Oysa olayın arka planında ilkokul öğrencileri vardı. 28-30 Mart’ta 16. Uluslararası Çevre Proje Olimpiyatı INEPO’ya katılacak çocuklar, “arıların koku bulmadaki üstünlüğü”nden hareketle, “gümrük kontrolü ve okul gibi kapalı ortamlarda uyuşturucu maddeleri bulma” konusunu deneysel olarak araştırıyordu. Milli Eğitim Müdürü projeden heyecanlanmış, bunu duyuruvermişti.
İki gün sonra, Hürriyet’in Pazar Eki’nde adli tıp uzmanı Prof. Sevil Atasoy’un görüştüğü bir yabancı uzman, konuya bilimsellik getirdi: Evet, arılara bazı kokuları tanıma öğretiliyordu. Ama, narkotik konusunda başarılı olunamamıştı.
MEB Hüseyin Çelik, İstanbul ME müdürü için “her halde şaka yaptı” dedi ve konu kapandı.
Pazar günü konuya bilimsel açıklık getiren Hürriyet, bir gün önceyse konuya tamamen magazin gözlüğüyle bakmıştı: “Keş arılar ya müdüre konarsa?”
Oysa tam da o günlerde New York’ta Çağdaş Sanat Müzesi MoMA’daki “Tasarım ve Esnek Zihin” sergisindeki öncül (avant-garde) ürünlerden biri bu konudaydı: Koku alan arıları, hastalık veya hamilelik tanısında kullanmaya yarayan fanuslar sergileniyordu.
Londra’da yaşayan Portekizli sanat tasarımcısı Susana Soares, kimsenin aklına gelmeyen bir şey yapmıştı:
İç içe geçen iki cam fanustaki “görevli” arılar, fanusa üflenince, nefesteki hastalıklı molekülleri ayırt edebiliyordu. Bunun için, Pavlov’un köpekleri gibi “şartlı refleks” göstermek üzere eğitilmişlerdi.
Cam fanusun iki bölmesi vardı: Nefesteki bazı kokuları tanımayı öğrenmiş arılar, eğer “o” kokuyu duyarlarsa küçük bölmeye giriyordu.

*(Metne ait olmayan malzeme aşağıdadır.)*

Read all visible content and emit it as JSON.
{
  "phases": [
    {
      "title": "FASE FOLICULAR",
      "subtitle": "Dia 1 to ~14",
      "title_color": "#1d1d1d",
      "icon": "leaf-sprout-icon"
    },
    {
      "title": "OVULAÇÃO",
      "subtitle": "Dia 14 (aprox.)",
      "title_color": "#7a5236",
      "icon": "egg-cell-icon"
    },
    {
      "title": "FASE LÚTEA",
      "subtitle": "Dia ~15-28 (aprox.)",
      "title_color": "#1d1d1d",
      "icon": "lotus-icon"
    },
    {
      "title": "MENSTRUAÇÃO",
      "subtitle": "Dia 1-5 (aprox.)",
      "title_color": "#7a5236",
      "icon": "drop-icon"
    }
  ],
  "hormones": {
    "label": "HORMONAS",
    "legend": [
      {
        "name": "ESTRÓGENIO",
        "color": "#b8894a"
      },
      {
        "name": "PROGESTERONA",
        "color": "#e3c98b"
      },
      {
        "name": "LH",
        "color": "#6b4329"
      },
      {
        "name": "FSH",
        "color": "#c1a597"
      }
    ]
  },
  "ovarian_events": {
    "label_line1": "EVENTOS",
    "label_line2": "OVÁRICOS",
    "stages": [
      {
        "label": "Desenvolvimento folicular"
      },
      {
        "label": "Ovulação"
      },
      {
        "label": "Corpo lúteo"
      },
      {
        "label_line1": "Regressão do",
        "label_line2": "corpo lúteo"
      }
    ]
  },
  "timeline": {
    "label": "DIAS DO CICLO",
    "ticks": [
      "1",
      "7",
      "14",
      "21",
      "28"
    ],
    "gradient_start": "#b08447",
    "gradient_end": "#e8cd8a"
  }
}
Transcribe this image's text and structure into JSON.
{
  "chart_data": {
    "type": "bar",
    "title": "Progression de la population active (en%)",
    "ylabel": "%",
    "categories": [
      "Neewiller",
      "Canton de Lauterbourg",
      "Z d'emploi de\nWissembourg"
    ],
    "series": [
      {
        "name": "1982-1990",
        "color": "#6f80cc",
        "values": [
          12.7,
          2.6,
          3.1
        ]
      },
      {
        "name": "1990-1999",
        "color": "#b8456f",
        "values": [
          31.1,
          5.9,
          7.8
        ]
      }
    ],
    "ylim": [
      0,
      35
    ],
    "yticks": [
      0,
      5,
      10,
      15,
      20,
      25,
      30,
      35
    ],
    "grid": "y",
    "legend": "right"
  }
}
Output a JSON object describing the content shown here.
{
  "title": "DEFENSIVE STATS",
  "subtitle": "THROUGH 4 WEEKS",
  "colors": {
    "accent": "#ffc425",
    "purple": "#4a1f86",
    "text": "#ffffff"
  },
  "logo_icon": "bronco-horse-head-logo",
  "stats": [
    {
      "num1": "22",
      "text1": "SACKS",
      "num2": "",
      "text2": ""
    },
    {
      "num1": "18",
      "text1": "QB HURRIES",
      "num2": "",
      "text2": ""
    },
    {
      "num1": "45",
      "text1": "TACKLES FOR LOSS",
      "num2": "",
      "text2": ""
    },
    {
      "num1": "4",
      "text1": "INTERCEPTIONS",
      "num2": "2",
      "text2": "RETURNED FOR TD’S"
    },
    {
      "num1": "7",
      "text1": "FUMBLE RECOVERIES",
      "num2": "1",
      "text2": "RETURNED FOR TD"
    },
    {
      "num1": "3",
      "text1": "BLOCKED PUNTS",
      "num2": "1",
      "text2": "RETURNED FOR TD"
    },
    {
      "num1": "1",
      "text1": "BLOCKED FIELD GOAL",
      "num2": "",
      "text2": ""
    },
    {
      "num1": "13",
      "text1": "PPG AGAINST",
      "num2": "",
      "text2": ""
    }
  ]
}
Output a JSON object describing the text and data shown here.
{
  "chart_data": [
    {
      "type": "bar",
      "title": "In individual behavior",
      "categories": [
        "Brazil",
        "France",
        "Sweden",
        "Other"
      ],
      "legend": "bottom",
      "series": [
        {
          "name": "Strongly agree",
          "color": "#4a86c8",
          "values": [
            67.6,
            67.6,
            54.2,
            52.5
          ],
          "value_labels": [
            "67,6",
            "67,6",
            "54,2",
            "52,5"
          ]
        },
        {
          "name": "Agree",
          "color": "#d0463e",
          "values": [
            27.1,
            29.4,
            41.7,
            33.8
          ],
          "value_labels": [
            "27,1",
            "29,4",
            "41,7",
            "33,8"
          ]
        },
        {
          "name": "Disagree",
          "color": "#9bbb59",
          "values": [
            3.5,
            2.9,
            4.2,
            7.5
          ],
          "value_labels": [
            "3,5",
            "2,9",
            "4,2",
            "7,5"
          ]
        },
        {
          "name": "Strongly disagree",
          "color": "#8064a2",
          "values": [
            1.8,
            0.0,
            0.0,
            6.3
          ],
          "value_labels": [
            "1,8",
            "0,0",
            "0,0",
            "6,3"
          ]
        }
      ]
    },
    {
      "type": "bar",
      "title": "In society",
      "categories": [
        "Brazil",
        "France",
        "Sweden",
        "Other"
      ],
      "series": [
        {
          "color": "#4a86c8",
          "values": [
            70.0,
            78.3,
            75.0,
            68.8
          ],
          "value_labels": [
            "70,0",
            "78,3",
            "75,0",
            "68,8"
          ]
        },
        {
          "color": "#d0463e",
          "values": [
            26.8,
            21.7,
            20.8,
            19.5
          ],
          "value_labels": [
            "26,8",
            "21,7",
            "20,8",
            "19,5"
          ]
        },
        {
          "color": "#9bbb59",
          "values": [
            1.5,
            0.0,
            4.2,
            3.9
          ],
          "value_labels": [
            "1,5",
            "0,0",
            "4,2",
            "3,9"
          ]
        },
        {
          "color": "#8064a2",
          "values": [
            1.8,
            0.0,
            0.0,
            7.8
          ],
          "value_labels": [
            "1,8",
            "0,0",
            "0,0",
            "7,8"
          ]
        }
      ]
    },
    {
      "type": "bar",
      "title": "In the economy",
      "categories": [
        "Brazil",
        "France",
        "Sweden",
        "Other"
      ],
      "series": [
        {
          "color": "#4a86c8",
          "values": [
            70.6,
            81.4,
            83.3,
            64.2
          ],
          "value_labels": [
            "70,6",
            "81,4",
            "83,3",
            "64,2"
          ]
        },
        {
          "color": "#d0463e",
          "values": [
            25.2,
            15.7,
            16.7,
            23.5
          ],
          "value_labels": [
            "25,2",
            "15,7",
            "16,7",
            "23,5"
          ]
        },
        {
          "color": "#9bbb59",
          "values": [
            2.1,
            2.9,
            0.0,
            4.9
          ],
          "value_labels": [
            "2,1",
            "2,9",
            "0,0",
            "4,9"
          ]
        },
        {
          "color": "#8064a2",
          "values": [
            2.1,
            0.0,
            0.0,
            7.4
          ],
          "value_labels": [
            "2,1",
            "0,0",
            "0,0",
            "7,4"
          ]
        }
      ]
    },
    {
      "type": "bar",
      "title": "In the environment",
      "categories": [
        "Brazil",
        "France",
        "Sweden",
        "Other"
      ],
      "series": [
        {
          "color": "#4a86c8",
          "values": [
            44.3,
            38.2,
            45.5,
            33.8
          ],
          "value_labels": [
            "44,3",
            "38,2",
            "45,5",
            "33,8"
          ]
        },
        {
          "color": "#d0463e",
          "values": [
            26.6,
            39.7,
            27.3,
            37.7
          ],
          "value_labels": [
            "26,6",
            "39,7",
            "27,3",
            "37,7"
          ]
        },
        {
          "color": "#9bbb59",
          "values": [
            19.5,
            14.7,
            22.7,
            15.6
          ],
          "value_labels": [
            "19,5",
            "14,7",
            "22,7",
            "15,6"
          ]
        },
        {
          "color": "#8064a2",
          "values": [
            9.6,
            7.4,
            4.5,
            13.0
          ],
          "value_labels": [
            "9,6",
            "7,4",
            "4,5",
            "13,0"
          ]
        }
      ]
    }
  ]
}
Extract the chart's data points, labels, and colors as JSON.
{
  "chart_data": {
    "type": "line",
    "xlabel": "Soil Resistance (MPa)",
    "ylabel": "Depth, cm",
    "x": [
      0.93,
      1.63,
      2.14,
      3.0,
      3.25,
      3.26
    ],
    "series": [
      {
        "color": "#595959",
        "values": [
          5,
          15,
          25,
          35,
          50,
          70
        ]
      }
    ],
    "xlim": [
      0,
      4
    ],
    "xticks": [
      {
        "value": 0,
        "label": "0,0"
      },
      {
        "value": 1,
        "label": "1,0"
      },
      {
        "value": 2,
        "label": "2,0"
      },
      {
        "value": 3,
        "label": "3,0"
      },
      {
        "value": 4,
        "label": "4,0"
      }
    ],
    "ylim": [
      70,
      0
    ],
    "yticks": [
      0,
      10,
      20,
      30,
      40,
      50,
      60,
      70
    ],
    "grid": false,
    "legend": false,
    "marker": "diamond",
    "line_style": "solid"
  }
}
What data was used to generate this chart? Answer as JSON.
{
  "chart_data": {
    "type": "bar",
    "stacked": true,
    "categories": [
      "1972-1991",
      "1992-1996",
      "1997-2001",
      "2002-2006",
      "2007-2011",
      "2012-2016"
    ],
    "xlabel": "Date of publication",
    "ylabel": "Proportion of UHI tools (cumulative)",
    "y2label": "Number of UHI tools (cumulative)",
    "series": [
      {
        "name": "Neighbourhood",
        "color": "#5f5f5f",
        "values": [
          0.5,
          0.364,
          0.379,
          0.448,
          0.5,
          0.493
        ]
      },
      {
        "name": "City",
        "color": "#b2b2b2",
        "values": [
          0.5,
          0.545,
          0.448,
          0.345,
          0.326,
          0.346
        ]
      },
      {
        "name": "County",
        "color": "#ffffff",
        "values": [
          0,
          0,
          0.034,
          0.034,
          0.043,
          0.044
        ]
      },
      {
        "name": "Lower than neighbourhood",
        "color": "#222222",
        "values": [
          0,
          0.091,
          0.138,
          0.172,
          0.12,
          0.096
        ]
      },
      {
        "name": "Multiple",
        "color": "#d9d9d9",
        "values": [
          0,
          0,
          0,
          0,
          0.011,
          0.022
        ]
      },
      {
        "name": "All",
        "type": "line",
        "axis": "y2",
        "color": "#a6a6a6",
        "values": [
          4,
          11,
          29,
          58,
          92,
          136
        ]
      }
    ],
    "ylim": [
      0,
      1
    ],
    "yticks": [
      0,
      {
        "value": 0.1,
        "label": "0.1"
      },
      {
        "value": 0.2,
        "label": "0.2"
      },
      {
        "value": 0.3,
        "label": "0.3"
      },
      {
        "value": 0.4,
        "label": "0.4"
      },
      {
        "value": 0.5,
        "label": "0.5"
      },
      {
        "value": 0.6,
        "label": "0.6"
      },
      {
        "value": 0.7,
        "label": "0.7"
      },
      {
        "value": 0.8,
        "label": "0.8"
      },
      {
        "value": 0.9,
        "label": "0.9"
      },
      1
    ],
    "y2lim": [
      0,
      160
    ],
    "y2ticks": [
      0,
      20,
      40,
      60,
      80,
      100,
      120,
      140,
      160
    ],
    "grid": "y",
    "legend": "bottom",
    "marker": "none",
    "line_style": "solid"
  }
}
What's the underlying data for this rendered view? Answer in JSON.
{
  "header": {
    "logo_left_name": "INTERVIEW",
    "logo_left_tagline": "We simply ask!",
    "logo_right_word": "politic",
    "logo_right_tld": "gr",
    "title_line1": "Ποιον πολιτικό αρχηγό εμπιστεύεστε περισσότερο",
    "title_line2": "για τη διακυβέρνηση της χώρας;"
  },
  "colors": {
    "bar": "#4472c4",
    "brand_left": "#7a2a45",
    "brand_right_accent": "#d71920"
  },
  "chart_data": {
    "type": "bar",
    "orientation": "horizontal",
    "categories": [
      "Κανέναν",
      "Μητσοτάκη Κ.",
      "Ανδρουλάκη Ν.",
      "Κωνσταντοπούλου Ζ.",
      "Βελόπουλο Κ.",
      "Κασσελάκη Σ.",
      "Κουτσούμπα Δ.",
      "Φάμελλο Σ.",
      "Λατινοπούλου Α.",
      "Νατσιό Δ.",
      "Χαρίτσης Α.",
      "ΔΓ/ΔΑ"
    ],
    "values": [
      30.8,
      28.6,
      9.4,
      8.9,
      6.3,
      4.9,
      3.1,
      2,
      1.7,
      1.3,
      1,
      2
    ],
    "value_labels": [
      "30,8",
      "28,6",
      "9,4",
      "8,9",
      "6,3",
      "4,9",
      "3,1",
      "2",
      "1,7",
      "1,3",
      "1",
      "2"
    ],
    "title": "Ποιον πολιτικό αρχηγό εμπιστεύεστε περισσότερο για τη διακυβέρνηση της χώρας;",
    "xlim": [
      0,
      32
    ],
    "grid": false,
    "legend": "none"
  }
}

Fanusun, hamilelik tanısı koymaya yarayan tipi üç bölmeliydi. Yumurtlama dönemine, yumurtlama öncesi ve yumurtlama sonrası döneme ayrılmıştı. Arılar, hissettikleri nefeste sadece kendi duyacakları kokuya göre hangi bölmeye gideceklerini biliyordu. Böylece tanı, sadece cam fanusta arıların uçuş ve konuş biçimine göre konuluyordu. Kan tahlili gerekmeden. Cam fanuslar öyle yapılmıştı ki arıların bunların içinde özgürce uçması mümkündü, ama dışarı çıkmaları için özel bir düzenek vardı.
Esnek zihinli tasarımcıların, arıları “biosensor” olarak kullanmayı düşünüp, buna uygun fanus yaptıkları bir inovasyon dünyasında bizim dünya, arıların, hayatlarını konu alarak yaşadığından habersizdi.
Buraya kadar “-di”li geçmişle gelen bu öykü halen sürüyor. Çünkü arılara bazı hastalıkları tanıttırmak, “uçuk” bir fikir değil. Araştırmacıların, üzerinde çalıştığı ciddi bir konu. Buna en son, ABD’nin saygın kurumlarından Smithsonian Enstitüsü, aylık dergisinde yer verdi. Öte yandan, Yeni Zelanda’da Otago Üniversitesi araştırmacıları, arıların verem tanısında da kullanılabileceğini gösterdiler. Veremin yanı sıra, akciğer ve cilt kanseri, şeker hastalığı da şimdilik, arıların tanıyabildiği hastalıklar arasında. Yeni araştırmalarla, bu liste büyüyecek muhakkak. Sanayi de ilgi göstermeye başladı: ABD’de Georgia Üniversitesi’ndeki çalışmalara Bennet Aerospace şirketi ortak oldu. Üniversite-sanayi işbirliği, arıları tıpta kullanılacak kıvama getirmeye hazırlanıyor.